When a heavyweight Head of Tax announces that they are actively looking at the market, there’s not much difference to when they were not actively looking – they’ll get approached at roughly the same frequency. At this level, the advice would be to always entertain conversations with head-hunters who reach out, even if you are ‘not looking’.
These represent the delivery focused ‘doers’ (typically at a more junior level) on the board. This range spans between those with an accelerated head-start (perhaps the school-leavers), racing to complete their sponsored ACA/CTA qualifications without delay and doing the legwork in delivery roles, all the way to the end of the board. After the hard yards, they then join the queue to redeem a more senior piece – a promotion. Assuming we’re in the professional services, the dilemma here of course is that not everybody can be promoted at once, so comes the waiting. And the subsequent dilemma, which piece you choose?
It’s the newly-qualified to manager grades where we see most candidate scarcity in-house, and so it’s at the newly-qualified level where the opportunities present themselves for progression (i.e., jumping straight to Manager, in-house). In the professional services, a rhetoric can be passed around that everything in-house at the junior level is compliance focused and will limit progression. The way I see it – 1) it’s difficult for the partnership to promote everyone at once, 2) the partnership is keen not to lose their foot soldiers and 3) if the ‘less BD focused people’ move in-house at a more senior level (i.e., Senior Manager), this creates a favourable client tie ‘on the inside’ for the partnership while also helping their ‘who to promote to Director’ dilemma.
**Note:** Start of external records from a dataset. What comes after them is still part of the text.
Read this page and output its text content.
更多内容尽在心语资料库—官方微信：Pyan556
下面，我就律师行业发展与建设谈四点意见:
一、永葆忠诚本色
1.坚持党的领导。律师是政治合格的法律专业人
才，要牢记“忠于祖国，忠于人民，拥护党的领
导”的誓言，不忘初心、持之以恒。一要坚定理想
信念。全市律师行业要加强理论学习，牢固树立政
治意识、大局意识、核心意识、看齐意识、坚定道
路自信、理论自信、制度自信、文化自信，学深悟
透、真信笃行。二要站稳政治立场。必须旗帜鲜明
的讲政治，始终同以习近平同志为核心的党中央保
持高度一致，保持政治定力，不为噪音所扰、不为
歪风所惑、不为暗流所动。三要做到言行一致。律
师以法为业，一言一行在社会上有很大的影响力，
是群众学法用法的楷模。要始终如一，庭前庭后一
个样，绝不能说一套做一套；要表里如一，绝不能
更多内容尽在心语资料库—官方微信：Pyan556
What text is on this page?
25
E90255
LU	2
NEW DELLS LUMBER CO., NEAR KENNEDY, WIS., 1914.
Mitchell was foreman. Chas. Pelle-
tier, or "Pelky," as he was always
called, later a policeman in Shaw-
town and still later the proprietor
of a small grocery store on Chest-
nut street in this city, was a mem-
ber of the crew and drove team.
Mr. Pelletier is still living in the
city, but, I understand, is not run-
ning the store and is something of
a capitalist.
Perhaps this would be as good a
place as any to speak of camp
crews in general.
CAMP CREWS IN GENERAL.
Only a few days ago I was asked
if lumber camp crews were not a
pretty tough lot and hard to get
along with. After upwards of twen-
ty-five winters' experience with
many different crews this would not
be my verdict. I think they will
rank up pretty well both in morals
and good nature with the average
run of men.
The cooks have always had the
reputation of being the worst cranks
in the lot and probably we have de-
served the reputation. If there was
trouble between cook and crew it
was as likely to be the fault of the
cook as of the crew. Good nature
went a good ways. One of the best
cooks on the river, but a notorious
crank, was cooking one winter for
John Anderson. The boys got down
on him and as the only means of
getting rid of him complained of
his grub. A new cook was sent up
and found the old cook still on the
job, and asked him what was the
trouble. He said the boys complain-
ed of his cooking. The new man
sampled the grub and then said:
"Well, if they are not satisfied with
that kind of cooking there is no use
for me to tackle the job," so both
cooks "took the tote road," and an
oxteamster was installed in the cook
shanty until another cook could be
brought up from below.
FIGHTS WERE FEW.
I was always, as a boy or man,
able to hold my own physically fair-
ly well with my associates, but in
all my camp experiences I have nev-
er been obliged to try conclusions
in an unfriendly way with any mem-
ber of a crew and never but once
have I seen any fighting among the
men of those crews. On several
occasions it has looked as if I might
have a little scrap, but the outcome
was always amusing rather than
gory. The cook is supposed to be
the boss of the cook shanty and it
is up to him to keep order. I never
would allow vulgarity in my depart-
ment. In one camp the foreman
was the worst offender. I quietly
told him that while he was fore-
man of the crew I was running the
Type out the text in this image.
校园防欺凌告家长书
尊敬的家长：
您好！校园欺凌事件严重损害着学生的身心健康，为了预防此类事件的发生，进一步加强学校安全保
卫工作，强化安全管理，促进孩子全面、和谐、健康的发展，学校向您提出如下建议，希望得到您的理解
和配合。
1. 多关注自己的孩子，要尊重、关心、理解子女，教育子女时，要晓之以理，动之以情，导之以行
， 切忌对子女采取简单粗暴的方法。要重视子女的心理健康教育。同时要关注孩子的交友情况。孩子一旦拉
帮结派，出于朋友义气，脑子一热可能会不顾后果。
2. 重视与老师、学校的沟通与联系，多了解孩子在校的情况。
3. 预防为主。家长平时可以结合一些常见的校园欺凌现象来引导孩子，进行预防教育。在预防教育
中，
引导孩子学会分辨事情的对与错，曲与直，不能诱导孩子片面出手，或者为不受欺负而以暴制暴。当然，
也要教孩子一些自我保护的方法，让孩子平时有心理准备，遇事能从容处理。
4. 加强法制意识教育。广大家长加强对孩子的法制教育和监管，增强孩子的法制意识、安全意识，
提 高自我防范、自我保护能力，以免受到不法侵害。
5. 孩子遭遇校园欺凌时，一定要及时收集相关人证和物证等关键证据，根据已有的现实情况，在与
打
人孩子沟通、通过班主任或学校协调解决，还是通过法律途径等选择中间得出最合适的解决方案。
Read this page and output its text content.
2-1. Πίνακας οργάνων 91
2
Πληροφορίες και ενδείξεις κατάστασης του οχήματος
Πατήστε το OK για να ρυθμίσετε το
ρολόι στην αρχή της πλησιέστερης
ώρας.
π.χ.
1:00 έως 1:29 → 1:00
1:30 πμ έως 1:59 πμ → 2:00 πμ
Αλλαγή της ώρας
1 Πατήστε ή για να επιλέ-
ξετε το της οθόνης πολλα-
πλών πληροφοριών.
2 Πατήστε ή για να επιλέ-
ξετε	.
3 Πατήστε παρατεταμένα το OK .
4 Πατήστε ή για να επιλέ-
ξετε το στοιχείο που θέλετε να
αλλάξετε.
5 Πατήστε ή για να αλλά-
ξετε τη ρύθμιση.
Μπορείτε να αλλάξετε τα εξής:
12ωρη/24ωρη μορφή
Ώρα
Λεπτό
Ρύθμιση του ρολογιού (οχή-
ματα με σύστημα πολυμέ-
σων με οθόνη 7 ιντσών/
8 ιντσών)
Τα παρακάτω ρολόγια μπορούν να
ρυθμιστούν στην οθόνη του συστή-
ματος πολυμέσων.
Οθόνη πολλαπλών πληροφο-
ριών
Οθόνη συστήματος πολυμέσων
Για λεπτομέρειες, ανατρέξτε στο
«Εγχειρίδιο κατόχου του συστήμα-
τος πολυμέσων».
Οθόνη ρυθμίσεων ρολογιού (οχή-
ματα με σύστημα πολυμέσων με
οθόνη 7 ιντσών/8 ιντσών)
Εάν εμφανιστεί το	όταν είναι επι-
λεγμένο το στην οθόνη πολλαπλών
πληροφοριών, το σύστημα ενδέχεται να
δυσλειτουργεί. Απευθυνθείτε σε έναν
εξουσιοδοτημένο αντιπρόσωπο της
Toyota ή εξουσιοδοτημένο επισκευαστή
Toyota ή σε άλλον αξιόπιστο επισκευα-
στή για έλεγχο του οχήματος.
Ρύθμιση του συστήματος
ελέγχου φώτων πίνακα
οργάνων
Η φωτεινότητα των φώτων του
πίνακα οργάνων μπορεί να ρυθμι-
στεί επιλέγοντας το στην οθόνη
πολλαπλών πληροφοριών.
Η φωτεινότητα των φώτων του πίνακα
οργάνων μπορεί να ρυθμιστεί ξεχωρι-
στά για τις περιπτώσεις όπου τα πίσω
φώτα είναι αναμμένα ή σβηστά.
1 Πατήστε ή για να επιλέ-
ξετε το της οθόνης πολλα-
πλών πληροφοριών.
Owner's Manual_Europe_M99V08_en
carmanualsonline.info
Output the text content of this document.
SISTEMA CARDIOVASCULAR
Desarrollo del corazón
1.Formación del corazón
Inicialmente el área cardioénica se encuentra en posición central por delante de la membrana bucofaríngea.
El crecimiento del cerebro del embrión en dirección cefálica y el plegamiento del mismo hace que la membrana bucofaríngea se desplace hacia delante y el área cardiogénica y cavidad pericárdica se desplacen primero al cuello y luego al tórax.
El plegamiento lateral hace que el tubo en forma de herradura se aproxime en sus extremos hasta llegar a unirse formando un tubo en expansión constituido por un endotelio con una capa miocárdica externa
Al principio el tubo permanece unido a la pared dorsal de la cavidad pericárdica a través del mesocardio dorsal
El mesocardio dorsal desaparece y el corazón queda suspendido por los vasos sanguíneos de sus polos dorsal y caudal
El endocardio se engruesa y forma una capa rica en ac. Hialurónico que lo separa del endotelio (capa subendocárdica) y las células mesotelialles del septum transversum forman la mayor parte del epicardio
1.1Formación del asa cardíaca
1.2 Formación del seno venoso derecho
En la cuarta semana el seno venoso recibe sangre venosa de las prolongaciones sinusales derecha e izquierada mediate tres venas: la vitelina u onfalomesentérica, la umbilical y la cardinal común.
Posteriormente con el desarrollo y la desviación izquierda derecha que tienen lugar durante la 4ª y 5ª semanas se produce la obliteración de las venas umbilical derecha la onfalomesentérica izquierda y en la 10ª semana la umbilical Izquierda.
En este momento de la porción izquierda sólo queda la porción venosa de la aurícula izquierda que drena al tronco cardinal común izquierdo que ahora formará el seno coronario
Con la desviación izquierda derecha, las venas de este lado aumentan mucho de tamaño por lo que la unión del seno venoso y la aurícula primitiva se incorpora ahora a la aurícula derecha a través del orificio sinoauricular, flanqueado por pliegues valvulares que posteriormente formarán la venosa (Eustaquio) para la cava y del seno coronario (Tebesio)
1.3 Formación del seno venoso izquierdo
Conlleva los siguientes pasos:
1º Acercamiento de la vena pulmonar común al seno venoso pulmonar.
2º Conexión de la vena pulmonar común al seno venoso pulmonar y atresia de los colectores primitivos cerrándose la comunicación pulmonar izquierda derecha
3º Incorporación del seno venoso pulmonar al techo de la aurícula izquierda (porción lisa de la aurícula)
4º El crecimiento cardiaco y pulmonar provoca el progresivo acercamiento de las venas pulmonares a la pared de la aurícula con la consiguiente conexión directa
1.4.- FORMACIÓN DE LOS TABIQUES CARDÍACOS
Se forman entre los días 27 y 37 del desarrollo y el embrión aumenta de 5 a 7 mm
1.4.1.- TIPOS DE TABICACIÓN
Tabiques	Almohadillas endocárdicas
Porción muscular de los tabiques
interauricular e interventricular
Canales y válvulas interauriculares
So don’t believe the hype.
These represent the long-timers who spend years climbing a one-track ladder to progress – usually in the Big 4 or HMRC. They have a long, promising trajectory across the board with just two limitations: they are stuck to just one colour, and other pieces can get in their way. Similarly, the long-timers can find themselves easily immobilised – either via dead man’s shoes for promotion, or when they find a lack of mobility prospects to move to the other side.
After 3-5 years in one setting (Big 4 & HMRC), a danger of immobilisation sets in. There are less options at increasingly senior levels, and it is surprisingly simple to get stuck in a rut while focusing on a promotion-case which might leave you in a checkmate.
They score equally to the bishops, but with two main advantages. First, they can jump over other pieces on the board, and have mobility between the two colours (in-house and practice). Similarly, those who have remained nimble between the in-house and professional practice contexts and have not let themselves get confined to just one setting.
It pays to keep your options open. Building your experience between the in-house and practice contexts will only make you more valuable to each setting if you remain within the same sector. The tax market is a small world, and if you remain within the same network, moving between these settings after 3-5 years just establishes your profile (and in many cases sidesteps the politics of waiting for a promotion).
These high-profile characters tower over the remaining figures from the Big 4 corners of the board: the partners. In this game, the King can sometimes (under very specific) conditions swich positions with a rook. We occasionally see this in the tax market, where a Partner moves in-house or vice versa. However, mobility restrictions are a very real thing at this level. The industry heads typically spend a lot of time rubbing shoulders with the Big 4 partners with all attention on the king, but by no means does this mean that the two operate on the same level. After decades in-house, the kings of industry are often surprised to learn that a step into the Big 4 is at a level below equity partner – most often a Director.
The most powerful piece on the board. It can move any number of squares vertically, horizontally, or diagonally, combining the powers of the rook and bishop. Therefore, the parallel this represents is you, the reader. We can compare how each piece represents where an individual might be in their search, but ultimately the Queen has the agency to do their bidding and so should you. Furthermore, if you so please, if these ramblings have made you think about what moves you can make on the chess board that is the tax market, a conversation is always welcome.
Turns out there was something to the chess artwork on the walls after all. Like a career, I suppose it is whatever you make it to be.